DEL PASO HEIGHTS -- A convicted violent sex offender may soon call Del Paso Heights his new home but neighbors, along with city officials, fervently oppose the move.
Many said they plan on attending an Aug. 26 public hearing in front of a Santa Clara judge, who will consider placing Dariel Shazier in a residential Del Paso Heights neighborhood.
He has no ties to Sacramento County.
“Why would he not stay in the environment in which he grew up and which he committed the crimes, where those he's connected to can help guide him to healing?” said Dr. Gina Warren.
Dr. Warren's Neighborhood Wellness Foundation mentors the youth in the community by instilling ways to live healthier lives.
"We're in a community with children who are extremely vulnerable,” Warren told FOX40. “A lot of them from single-parent households without fathers. It is a prime opportunity for him to prey on our children and we're not going to allow that to happen."
The proposed placement would be located in a neighborhood where several families live.

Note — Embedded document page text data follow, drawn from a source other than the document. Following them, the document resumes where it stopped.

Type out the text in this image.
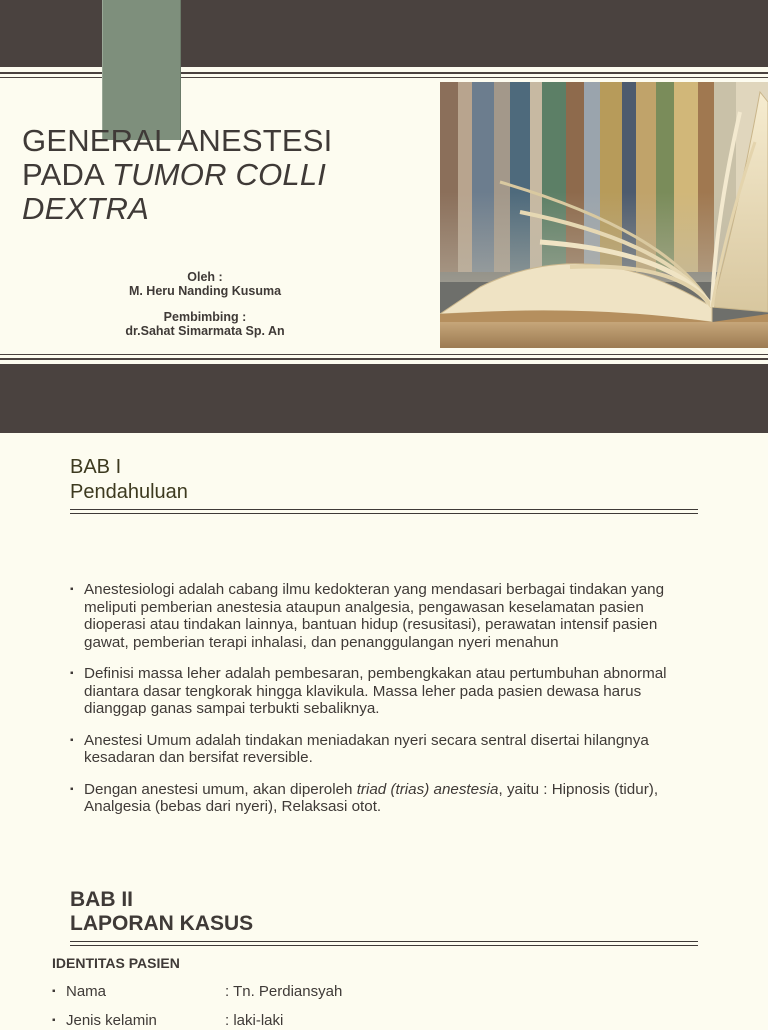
GENERAL ANESTESI
PADA TUMOR COLLI
DEXTRA

Oleh :

M. Heru Nanding Kusuma

Pembimbing :

dr.Sahat Simarmata Sp. An

BAB I
Pendahuluan
▪ Anestesiologi adalah cabang ilmu kedokteran yang mendasari berbagai tindakan yang meliputi pemberian anestesia ataupun analgesia, pengawasan keselamatan pasien dioperasi atau tindakan lainnya, bantuan hidup (resusitasi), perawatan intensif pasien gawat, pemberian terapi inhalasi, dan penanggulangan nyeri menahun
▪ Definisi massa leher adalah pembesaran, pembengkakan atau pertumbuhan abnormal diantara dasar tengkorak hingga klavikula. Massa leher pada pasien dewasa harus dianggap ganas sampai terbukti sebaliknya.
▪ Anestesi Umum adalah tindakan meniadakan nyeri secara sentral disertai hilangnya kesadaran dan bersifat reversible.
▪ Dengan anestesi umum, akan diperoleh triad (trias) anestesia, yaitu : Hipnosis (tidur), Analgesia (bebas dari nyeri), Relaksasi otot.
BAB II
LAPORAN KASUS

IDENTITAS PASIEN

▪ Nama	: Tn. Perdiansyah
▪ Jenis kelamin	: laki-laki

There are a lot of churches in the area, a daycare center and a senior residence and it is less than a mile from Grant High School.
In a letter of opposition by Sacramento County Sheriff Scott Jones, he says:
The proposed location is well-traveled by children walking and riding their bikes to and from these locations. Due to the nature of the criminal acts committed by Mr. Shazier and his legal status as a sexually violent predator, a serious and well-founded risk of re-offending persists.
Shazier served 17 years in prison for drugging and raping multiple teenage boys.
“I have grandsons and granddaughters and my biggest fear of them walking home, even from school right now, is their safety,” said Sherri Kirk-Quinn with the Neighborhood Wellness Foundation. “And it would be devastating for me to know that something might happen to them."
Councilman Allen Warren oversees District 2, where Shazier would be placed. He said his district already faces many challenges.
“Our community is a sensitive community. It's already a somewhat vulnerable community,” the councilman said. "The challenges that affect communities like Del Paso Heights that are kind of on the upswing and starting to really get their footing and when you have stuff like this happen, it's kind of a punch in the gut."
If approved, Shazier will live in Del Paso Heights and would be under 24-hour surveillance for one year. At the year’s end, he would be eligible for full release from supervision to live unmonitored in the community.